Cordovas Revel in Proficiency
That Santa Fe Channel, the second and latest album from the Nashville-based Cordovas, opens with “This Town’s a Drag,” Joe Firstman’s drawly vocal setting the project’s tone, a wry performance reminiscent of Todd Snider circa East Nashville Skyline. “Selfish Loner” highlights the band’s talent for crafting harmonies, a tip of the hat to The Byrds, The Eagles, Jackson Browne, et al. “Talk to Me” showcases the band’s notable chemistry and cogency, rhythms and melodic accents that draw loosely from Sticky Fingers or Exile on Main Street.
While the band doesn’t assert a consistently distinct sound, vocal tone, or lyrical bent, they do achieve moments of fresh gestalt, passages in which they make evident their potential, meanwhile never severing or in fact straining their ties to fundamental influences. The intro to “I’m the One Who Needs You Tonight,” for example, could be the opening to any number of radio-friendly, country-rock tracks from the ’70s, though the band quickly segues into less traceable territory, adopting a hummable and less derivative melody, well-textured harmonies, and instrumental segments that, while clearly referenced from the country and rock how-to manuals, offer ample opportunity for Sevans Henderson on piano and Lucca Soria and Toby Weaver on guitar to display their considerable, albeit contained, skills.
“She put her hand in my coat, wouldn’t let go / Let me know when you change your mind again,” Firstman sings on “Santa Fe,” a wistful evocation of loss and longing accomplished through minimal and precise portraiture. The velvety vocal on “Your Town” reminds me of Jerry Garcia, spry guitar and Graham Spillman’s shuffling percussion nudging the tune along. The album ends with “Step-Back Red,” a tribute to prototypical Southern rock bands such as Lynryd Skynyrd that are both direct influences and sources encountered in reconfigured form via Steve Earle, Uncle Tupelo, and The Drive-By Truckers, among others.

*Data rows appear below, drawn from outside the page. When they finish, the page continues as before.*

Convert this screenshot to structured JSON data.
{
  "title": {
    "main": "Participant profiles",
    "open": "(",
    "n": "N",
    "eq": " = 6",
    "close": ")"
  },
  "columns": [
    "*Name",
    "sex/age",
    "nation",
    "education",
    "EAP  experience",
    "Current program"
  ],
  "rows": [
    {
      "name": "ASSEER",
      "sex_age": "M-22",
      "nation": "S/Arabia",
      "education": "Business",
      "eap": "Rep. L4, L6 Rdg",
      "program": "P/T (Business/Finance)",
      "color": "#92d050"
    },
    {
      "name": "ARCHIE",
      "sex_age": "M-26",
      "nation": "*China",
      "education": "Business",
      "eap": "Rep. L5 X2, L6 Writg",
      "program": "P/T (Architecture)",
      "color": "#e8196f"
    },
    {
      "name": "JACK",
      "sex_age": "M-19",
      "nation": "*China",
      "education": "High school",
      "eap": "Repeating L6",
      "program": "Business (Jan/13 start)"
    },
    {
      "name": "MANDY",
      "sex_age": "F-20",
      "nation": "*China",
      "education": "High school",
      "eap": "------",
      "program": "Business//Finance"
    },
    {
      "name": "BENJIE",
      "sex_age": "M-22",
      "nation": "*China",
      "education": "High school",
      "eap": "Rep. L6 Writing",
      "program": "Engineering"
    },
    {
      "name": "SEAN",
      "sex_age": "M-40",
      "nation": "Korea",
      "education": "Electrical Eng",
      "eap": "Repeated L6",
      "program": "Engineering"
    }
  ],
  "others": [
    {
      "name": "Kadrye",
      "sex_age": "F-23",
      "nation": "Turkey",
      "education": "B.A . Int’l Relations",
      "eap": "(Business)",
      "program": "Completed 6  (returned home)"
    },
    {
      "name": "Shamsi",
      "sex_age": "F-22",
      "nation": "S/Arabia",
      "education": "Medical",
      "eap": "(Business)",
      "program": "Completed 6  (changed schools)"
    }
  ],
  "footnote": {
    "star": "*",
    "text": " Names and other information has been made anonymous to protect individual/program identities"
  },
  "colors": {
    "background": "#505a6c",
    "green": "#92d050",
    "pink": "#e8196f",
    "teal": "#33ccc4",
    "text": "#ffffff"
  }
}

Missing for me on this album is the more unbridled instrumentation present on the 2012 debut. Also, while that album was grounded in Americana formulae, it displayed a more complex, expansive, and, at moments, transcendent relationship with the genre, à la Cotton Jones, early Dawes, or The Avett Brothers. That Santa Fe Channel is a work of indisputable proficiency, making use of perennially reliable vocal, instrumental, and lyrical elements; at the same time, neither straddling nor leaping any fences, per se, and occurring as unwaveringly locatable within respectable and recognizable parameters. This to say, I’m not sure that the album advances the band aesthetically; it may, conversely, represent a slight contraction. Still, there’s nothing wrong here, and for devotees of mainstream Americana, That Santa Fe Channel is an album that should be added to the listening list, one that will provide some oomph to a Saturday night or serve as an apt soundtrack while driving across America on one of those long, flat highways.